I don’t fully understand what I did in my success. No, Space Engineers will not run easily. My journey started in this community thread on Steam, though the GitHub page they link to is referenced several times over. Just follow the instructions there, and you have a portable black box solution.

But it wasn’t so easy for me. I believe I kept having trouble in creating my WINE prefix. I tried the usual black box rites like rebooting, reinstalling the program, and trying multiple solutions. It wasn’t until I slowed down to find some process hanging in the log that Engineer Man user jeffz instructed me in how to kill the process. Prior to this, I was just using Ctrl+C to kill the process directly in the WINE setup terminal and it would appear to work without the actual game going. I think I managed to rack up a total of 8 to 10 minutes of “play time” in Steam while debugging because not every attempt closed itself.

Followup Work Potential

I pretty much called it good as soon as the game started. Linux discussions kept mentioning “flying grass,” so I was prepared when I saw that, though I have it from a fellow player that there are many bugs even when running it in its native Windows. The only bug I keep running into is an early audio cutoff, usually between the words “Inventory Full.”

My computer is barely fast enough to run Space Engineers smoothly.
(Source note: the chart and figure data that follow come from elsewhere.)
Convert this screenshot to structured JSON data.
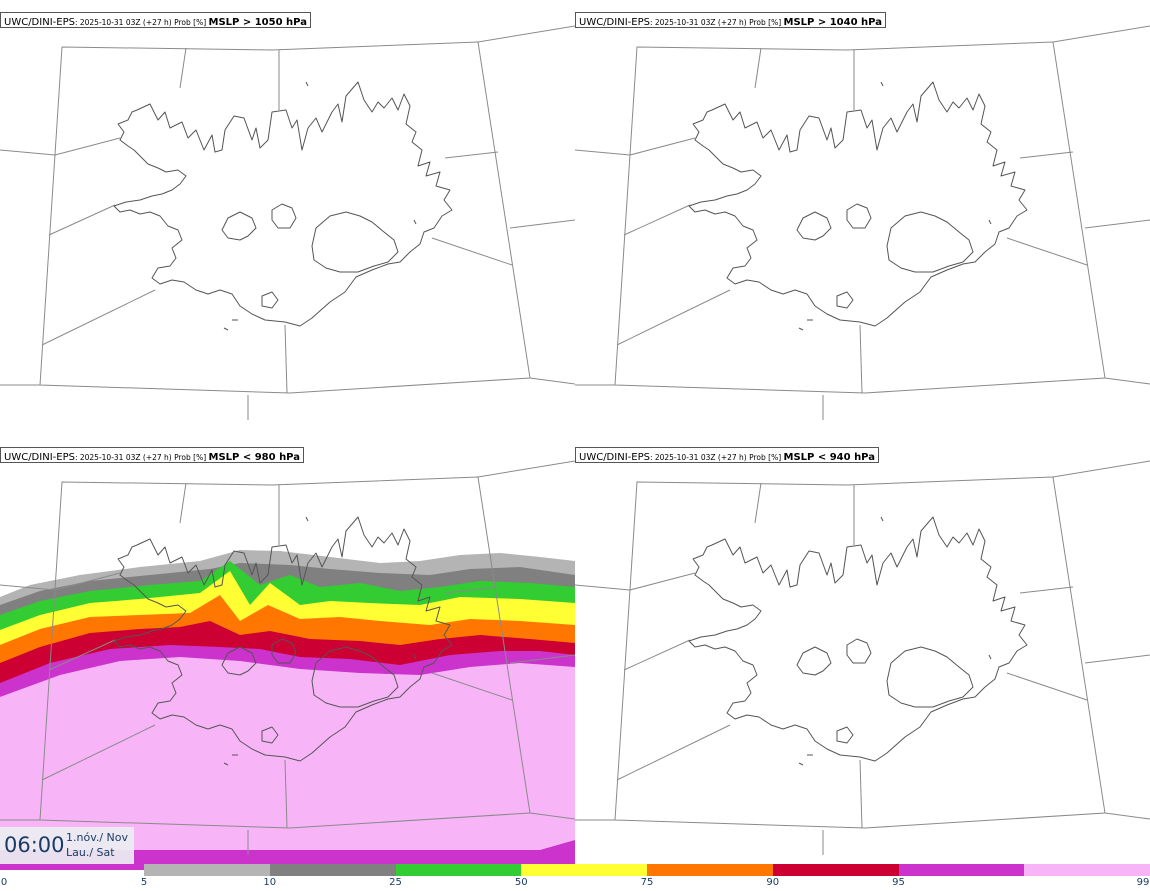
{
  "panels": [
    {
      "model": "UWC/DINI-EPS",
      "meta": ": 2025-10-31 03Z (+27 h) Prob [%] ",
      "param": "MSLP > 1050 hPa",
      "probability_field": "none"
    },
    {
      "model": "UWC/DINI-EPS",
      "meta": ": 2025-10-31 03Z (+27 h) Prob [%] ",
      "param": "MSLP > 1040 hPa",
      "probability_field": "none"
    },
    {
      "model": "UWC/DINI-EPS",
      "meta": ": 2025-10-31 03Z (+27 h) Prob [%] ",
      "param": "MSLP < 980 hPa",
      "probability_field": "banded"
    },
    {
      "model": "UWC/DINI-EPS",
      "meta": ": 2025-10-31 03Z (+27 h) Prob [%] ",
      "param": "MSLP < 940 hPa",
      "probability_field": "none"
    }
  ],
  "valid_time": {
    "time": "06:00",
    "date_line1": "1.nóv./ Nov",
    "date_line2": "Lau./ Sat"
  },
  "legend": {
    "ticks": [
      "0",
      "5",
      "10",
      "25",
      "50",
      "75",
      "90",
      "95",
      "99"
    ],
    "colors": [
      "#b4b4b4",
      "#808080",
      "#33cc33",
      "#ffff33",
      "#ff7700",
      "#cc0033",
      "#cc33cc",
      "#f7b5f7"
    ]
  },
  "map": {
    "region": "Iceland",
    "coastline_color": "#555555",
    "grid_color": "#8a8a8a"
  }
}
One of my usual optimizations is ditching the Steam client and running whatever game directly. For a WINE game, though, I’m guessing I’d need to go through the whole process again with another setup, avoiding Proton (I’m using a custom Proton fork by Glorious Eggroll, a recommendation from the ProtonDB page). Unless there’s a DRM requirement where I must use Steam, I’m fine not getting the achievements or other end-user visible hooks. I expect I’ll first try getting Among Us to run from Lutris before tackling Space Engineers.

Takeaway

It is my belief that nothing is impossible to get running on Linux given enough time, talent, and compatible hardware are involved. It is also not unheard of for some games to run better on Linux/WINE than on their native Windows due to the lower overhead from the operating system.

I’ve also noticed a discrepancy where WINEHQ has Space Engineers as low as Bronze or Garbage. Looking at both the age and source of available reports, one needs to not draw conclusions about the runability of a particular piece of software in WINE. ProtonDB had reports near both extremes; most reports are summed up as, “It doesn’t work!” but there are more than a few people who gave detailed specifications on how they got it running. I have a working assembly through a lot of hammering until I found the right spot.

Final Question

If you could run any game on a platform it has no buisness running on, what game would you get running on what system?